Open Guest Lecture Professor David Brown, Professor of Development Sociology (Cornell University, USA) on Friday March 3oth
Title: “Challenges in researching migration”
Time: 13.30-15.00
Place: Leeuwenborch building, room: C78
David L. Brown is professor and chair of Development Sociology, co-director of the Community & Regional Development Institute, and associate director of the Population Research and Training Program at Cornell University in Ithaca. He was awarded the SUNY Chancellor’s Award for Professional Excellence in 2009, and holds an honorary doctorate from the University of Rousse in Bulgaria. He is past president of the Rural Sociological Society. He has written and edited eight books on rural population and society. His most recent books include: Rural Communities in the 21st Century: Resilience and Transformation (2011), Rural Retirement Migration (2008) (with Nina Glasgow), Population Change and Rural Society (2006), and Challenges for Rural America in the 21st Century (2003).

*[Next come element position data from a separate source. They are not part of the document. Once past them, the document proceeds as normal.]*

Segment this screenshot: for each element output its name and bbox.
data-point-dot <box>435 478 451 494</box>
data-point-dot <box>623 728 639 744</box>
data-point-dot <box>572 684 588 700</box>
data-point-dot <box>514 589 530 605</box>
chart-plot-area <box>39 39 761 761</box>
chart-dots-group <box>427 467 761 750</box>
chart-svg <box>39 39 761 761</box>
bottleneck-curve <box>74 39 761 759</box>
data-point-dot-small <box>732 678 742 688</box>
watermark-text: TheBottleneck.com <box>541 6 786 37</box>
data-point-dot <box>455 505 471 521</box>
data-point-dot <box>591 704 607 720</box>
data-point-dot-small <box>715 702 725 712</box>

Lecture: The traditional definition of migration is at odds with contemporary migration processes. Migration is traditionally seen as a disrupt of everyday social relationships. Brown however argues that contemporary migration is socially embedded (embedded in a social structure) and that social relations are often continued. Professor Brown’s research focuses on migration and population redistribution in the US and Europe with a particular focus on how migration affects and is affected by local community organization. His work also focuses on the production and reproduction of social and economic inequalities between regions and rural v. urban areas. In his guest lecture he talks about the conceptual and methodological challenges in researching migration.